Writers Daley, Martin and Melville provide us with an account that is both moving and incredibly funny in parts so you can forgive its predictable structure even if you can't quite manage to exonerate the implausible ending. Both these characteristics can perhaps be ascribed to the fact that this is their first writing endeavour.

What draws the disparate women in this play together is membership of a netball team; locker-room banter becomes straight-talking that exacerbates pre-match anxiety and sparks the admission of inner secrets. Here a further weakness becomes apparent as too many themes to handle rise to the surface - drugs, alcoholism, domestic violence, race, sex and fidelity - and more besides.

Amongst the sassy and sparky dialogue a few unlikely phrases sit uneasily and there are also two musical interludes which, although aptly staged and entertaining, interrupt the action for little material benefit.

On the up-side there are some very successful comedic moments and the writer of those should get the lion's share of the credit for making this piece as enjoyable as it is.

The netball team is not doing well, even past glories are in short supply, as it emerges that each player must rise above her own personal problems before the team can triumph. They reveal themselves to be a pretty unappealing bunch and, since the cast are recent drama school grads, when it comes to putting across their characters with conviction perhaps unsurprisingly the results are variable.

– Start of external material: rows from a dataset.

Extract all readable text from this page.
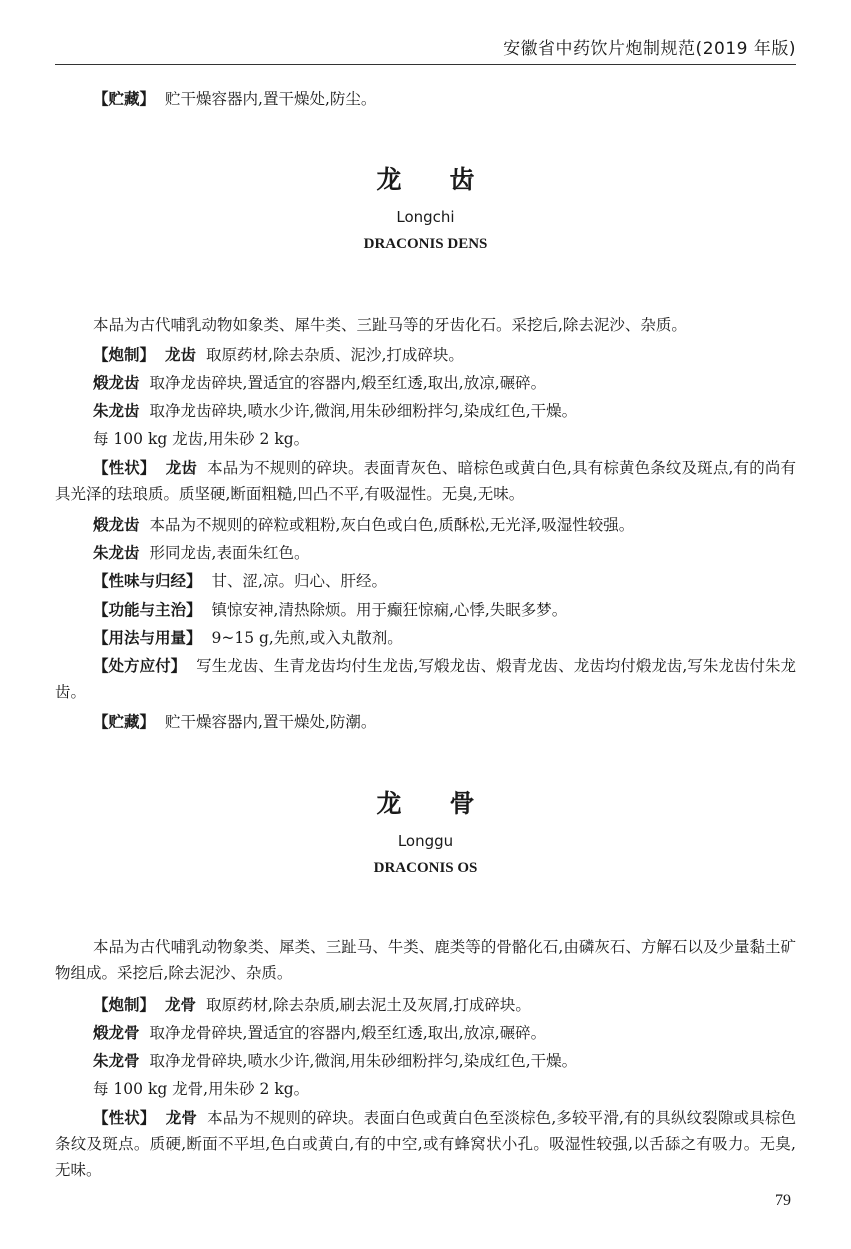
安徽省中药饮片炮制规范(2019 年版)

【贮藏】 贮干燥容器内,置干燥处,防尘。

龙齿
Longchi
DRACONIS DENS

本品为古代哺乳动物如象类、犀牛类、三趾马等的牙齿化石。采挖后,除去泥沙、杂质。

【炮制】 龙齿 取原药材,除去杂质、泥沙,打成碎块。

煅龙齿 取净龙齿碎块,置适宜的容器内,煅至红透,取出,放凉,碾碎。

朱龙齿 取净龙齿碎块,喷水少许,微润,用朱砂细粉拌匀,染成红色,干燥。

每 100 kg 龙齿,用朱砂 2 kg。

【性状】 龙齿 本品为不规则的碎块。表面青灰色、暗棕色或黄白色,具有棕黄色条纹及斑点,有的尚有具光泽的珐琅质。质坚硬,断面粗糙,凹凸不平,有吸湿性。无臭,无味。

煅龙齿 本品为不规则的碎粒或粗粉,灰白色或白色,质酥松,无光泽,吸湿性较强。

朱龙齿 形同龙齿,表面朱红色。

【性味与归经】 甘、涩,凉。归心、肝经。

【功能与主治】 镇惊安神,清热除烦。用于癫狂惊痫,心悸,失眠多梦。

【用法与用量】 9~15 g,先煎,或入丸散剂。

【处方应付】 写生龙齿、生青龙齿均付生龙齿,写煅龙齿、煅青龙齿、龙齿均付煅龙齿,写朱龙齿付朱龙齿。

【贮藏】 贮干燥容器内,置干燥处,防潮。

龙骨
Longgu
DRACONIS OS

本品为古代哺乳动物象类、犀类、三趾马、牛类、鹿类等的骨骼化石,由磷灰石、方解石以及少量黏土矿物组成。采挖后,除去泥沙、杂质。

【炮制】 龙骨 取原药材,除去杂质,刷去泥土及灰屑,打成碎块。

煅龙骨 取净龙骨碎块,置适宜的容器内,煅至红透,取出,放凉,碾碎。

朱龙骨 取净龙骨碎块,喷水少许,微润,用朱砂细粉拌匀,染成红色,干燥。

每 100 kg 龙骨,用朱砂 2 kg。

【性状】 龙骨 本品为不规则的碎块。表面白色或黄白色至淡棕色,多较平滑,有的具纵纹裂隙或具棕色条纹及斑点。质硬,断面不平坦,色白或黄白,有的中空,或有蜂窝状小孔。吸湿性较强,以舌舔之有吸力。无臭,无味。

79
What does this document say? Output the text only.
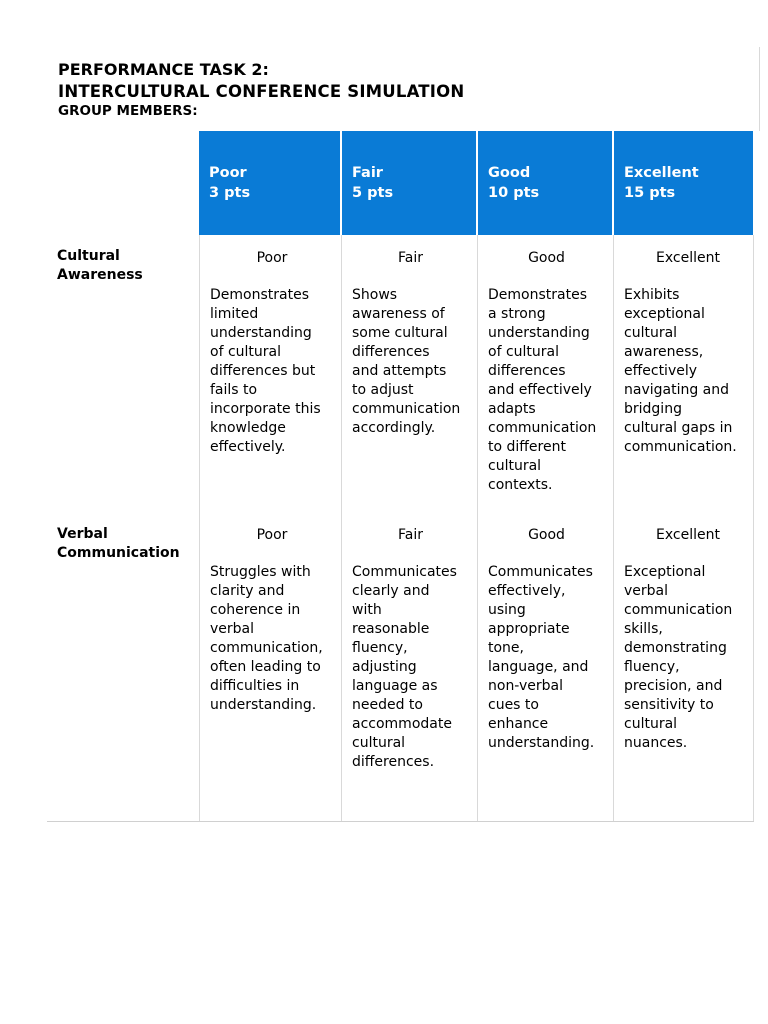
PERFORMANCE TASK 2:
INTERCULTURAL CONFERENCE SIMULATION
GROUP MEMBERS:
Poor
3 pts
Fair
5 pts
Good
10 pts
Excellent
15 pts
Cultural
Awareness
Poor
Demonstrates
limited
understanding
of cultural
differences but
fails to
incorporate this
knowledge
effectively.
Fair
Shows
awareness of
some cultural
differences
and attempts
to adjust
communication
accordingly.
Good
Demonstrates
a strong
understanding
of cultural
differences
and effectively
adapts
communication
to different
cultural
contexts.
Excellent
Exhibits
exceptional
cultural
awareness,
effectively
navigating and
bridging
cultural gaps in
communication.
Verbal
Communication
Poor
Struggles with
clarity and
coherence in
verbal
communication,
often leading to
difficulties in
understanding.
Fair
Communicates
clearly and
with
reasonable
fluency,
adjusting
language as
needed to
accommodate
cultural
differences.
Good
Communicates
effectively,
using
appropriate
tone,
language, and
non-verbal
cues to
enhance
understanding.
Excellent
Exceptional
verbal
communication
skills,
demonstrating
fluency,
precision, and
sensitivity to
cultural
nuances.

Estella Daniels' drug supplying Shenequa is stunning to look at and Daniels delivers disdainful quips exuding attitude but there is nothing here to like or care about. Eki Maria is done no favours as team coach, Beverly, the butt of some easy 'mock the Christian' jokes, and is robbed of her moment of pathos by one such cheap crack.

Similarly, the audience is suppressing a smirk instead of a tear when Chantelle Dusette's Jackie tragically discovers her husband's affair by hearing him having sex over the mobile phone. You could be forgiven for thinking that the writers are avoiding actually addressing any of the issues.

Selina Brathwaite and Stephanie Toghill are somewhat more engaging as kooky Carrie and white girl Zowie who thinks she should have been born black. Nichola June is an able ex-crack addict Mandy, whilst Lisa Davina Philip uses her beautiful big eyes to good effect as Sandra, the dark horse whose guilty secret catalyses the girls coming together as a team.